Welcome to the Iraq
- an Iraqi coming toward me with a drawn knife -- is looking to borrow my ceramic sharpener.
- one of my hootchmates chows down on kimchi and peppers drenched in hot sauce and then complains that the bottled water here gives him gas.
- an obscene period of time elapses between the *last* rockets smacking in and the “Take Cover” warble, but mere seconds elapse between a distant clap of thunder and the “Alarm Red” announcement.
- the same lizard that scrambles out of my way on the floor of the sim building won’t even hesitate to scoot up my pants leg the second I sit down at the console.

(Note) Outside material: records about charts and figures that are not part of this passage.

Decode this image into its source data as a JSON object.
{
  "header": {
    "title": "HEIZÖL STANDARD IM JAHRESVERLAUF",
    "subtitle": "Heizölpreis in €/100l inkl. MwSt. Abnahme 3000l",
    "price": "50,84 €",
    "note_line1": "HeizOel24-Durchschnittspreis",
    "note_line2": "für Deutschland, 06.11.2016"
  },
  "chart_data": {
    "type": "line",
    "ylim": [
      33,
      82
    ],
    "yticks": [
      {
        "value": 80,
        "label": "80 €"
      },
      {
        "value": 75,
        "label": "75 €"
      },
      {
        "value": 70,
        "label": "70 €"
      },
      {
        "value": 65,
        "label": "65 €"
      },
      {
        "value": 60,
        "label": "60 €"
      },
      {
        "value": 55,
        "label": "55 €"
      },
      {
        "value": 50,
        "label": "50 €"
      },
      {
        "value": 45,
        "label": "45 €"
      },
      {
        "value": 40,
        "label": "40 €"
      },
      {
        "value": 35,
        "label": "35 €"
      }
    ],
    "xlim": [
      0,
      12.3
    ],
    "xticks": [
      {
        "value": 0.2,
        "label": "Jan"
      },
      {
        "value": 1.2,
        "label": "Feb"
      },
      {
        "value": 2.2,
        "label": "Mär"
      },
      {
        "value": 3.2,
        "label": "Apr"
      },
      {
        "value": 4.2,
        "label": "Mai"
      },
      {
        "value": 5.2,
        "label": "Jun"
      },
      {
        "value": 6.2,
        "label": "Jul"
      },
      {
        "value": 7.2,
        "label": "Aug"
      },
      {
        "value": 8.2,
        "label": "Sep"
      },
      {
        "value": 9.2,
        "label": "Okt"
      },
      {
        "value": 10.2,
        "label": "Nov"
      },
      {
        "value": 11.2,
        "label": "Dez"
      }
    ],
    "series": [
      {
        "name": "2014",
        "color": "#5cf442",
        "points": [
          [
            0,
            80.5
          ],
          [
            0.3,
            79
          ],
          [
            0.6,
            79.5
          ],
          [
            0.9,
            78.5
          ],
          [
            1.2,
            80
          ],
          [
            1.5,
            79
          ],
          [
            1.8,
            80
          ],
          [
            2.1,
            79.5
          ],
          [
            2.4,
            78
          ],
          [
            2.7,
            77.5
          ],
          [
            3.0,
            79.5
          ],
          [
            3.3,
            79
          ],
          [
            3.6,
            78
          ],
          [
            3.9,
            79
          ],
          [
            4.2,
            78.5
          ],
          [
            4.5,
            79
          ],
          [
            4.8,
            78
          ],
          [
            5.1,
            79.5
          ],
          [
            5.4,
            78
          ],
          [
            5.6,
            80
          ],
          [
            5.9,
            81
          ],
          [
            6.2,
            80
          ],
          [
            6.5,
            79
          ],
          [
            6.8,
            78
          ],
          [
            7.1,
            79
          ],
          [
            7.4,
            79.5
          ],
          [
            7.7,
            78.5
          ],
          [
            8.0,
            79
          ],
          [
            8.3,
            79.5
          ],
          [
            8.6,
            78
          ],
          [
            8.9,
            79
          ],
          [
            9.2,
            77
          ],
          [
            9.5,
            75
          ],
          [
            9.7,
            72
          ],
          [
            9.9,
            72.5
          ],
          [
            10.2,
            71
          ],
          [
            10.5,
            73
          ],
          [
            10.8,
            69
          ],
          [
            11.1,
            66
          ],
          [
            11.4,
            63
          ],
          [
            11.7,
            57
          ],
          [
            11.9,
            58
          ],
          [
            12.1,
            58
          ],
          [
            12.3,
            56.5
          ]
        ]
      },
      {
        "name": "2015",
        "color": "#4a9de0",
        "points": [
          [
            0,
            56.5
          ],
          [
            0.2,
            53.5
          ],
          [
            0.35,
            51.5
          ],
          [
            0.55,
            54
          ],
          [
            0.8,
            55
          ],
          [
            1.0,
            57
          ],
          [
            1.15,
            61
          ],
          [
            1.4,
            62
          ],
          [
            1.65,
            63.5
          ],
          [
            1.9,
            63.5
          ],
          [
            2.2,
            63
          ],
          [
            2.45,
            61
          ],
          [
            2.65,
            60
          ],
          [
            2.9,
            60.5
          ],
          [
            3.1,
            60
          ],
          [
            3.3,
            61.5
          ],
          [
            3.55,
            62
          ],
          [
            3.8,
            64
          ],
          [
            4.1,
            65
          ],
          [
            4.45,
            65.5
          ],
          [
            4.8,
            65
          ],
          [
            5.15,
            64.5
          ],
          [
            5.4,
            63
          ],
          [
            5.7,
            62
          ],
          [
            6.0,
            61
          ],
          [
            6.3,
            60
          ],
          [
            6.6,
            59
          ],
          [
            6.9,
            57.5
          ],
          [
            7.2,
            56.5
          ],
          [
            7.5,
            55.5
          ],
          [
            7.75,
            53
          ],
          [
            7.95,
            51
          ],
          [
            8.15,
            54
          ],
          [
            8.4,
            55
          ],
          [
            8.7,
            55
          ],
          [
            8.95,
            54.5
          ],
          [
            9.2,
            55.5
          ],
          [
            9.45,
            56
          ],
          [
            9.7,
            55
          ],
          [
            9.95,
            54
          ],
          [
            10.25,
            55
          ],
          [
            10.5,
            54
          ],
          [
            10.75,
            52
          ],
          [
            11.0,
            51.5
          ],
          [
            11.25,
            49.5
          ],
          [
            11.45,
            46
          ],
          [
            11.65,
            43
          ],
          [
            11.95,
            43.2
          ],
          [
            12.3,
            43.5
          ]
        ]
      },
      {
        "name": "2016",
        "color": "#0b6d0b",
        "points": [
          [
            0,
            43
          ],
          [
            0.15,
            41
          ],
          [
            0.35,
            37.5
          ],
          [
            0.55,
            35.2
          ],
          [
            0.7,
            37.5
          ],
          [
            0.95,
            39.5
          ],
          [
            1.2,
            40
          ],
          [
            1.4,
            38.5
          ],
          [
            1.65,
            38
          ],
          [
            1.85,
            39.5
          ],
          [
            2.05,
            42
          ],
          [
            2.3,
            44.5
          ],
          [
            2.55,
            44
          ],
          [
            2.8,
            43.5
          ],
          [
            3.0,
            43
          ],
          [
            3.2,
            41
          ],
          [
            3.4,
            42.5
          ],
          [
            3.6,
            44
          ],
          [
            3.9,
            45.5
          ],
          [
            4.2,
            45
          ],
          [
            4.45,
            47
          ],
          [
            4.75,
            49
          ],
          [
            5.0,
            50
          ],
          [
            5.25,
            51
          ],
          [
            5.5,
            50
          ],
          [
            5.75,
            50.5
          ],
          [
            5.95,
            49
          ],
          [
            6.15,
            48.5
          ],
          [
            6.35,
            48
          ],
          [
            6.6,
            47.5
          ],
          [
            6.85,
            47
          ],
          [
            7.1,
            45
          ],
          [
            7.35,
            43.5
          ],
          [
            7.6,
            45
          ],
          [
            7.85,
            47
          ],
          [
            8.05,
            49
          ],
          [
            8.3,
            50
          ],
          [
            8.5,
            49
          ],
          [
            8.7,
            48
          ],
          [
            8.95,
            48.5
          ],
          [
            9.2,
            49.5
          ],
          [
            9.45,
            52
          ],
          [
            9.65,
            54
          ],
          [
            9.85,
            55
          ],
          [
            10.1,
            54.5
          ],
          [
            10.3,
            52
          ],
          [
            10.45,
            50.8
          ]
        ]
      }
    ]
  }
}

- right after I spent half an hour outside along the T-walls looking for a camel spider to show the new guy, I found one in the office -- under his desk.
- right after I spent twenty minutes explaining the importance of doing a polarity check on the 220-volt outlets in the office, the new guy fried his laptop because he stuck the adapter into the wall socket without checking the polarity.
- when something cat-sized runs between your legs after dark, it’s a fox -- if it’s fox-sized, it’s a cat.
- there’s a better chance I’ll be electrocuted in the shower than killed by an incoming rocket, mortar, or RPG.
- a twenty-two-year old Iraqi asked me why we’re hunting IED-planters over here when Bill Ayers is still walking loose in Chicago.
1 comment:
Sounds like West Africa, actually.
Well, except for the mortars, RPGs, and IEDs.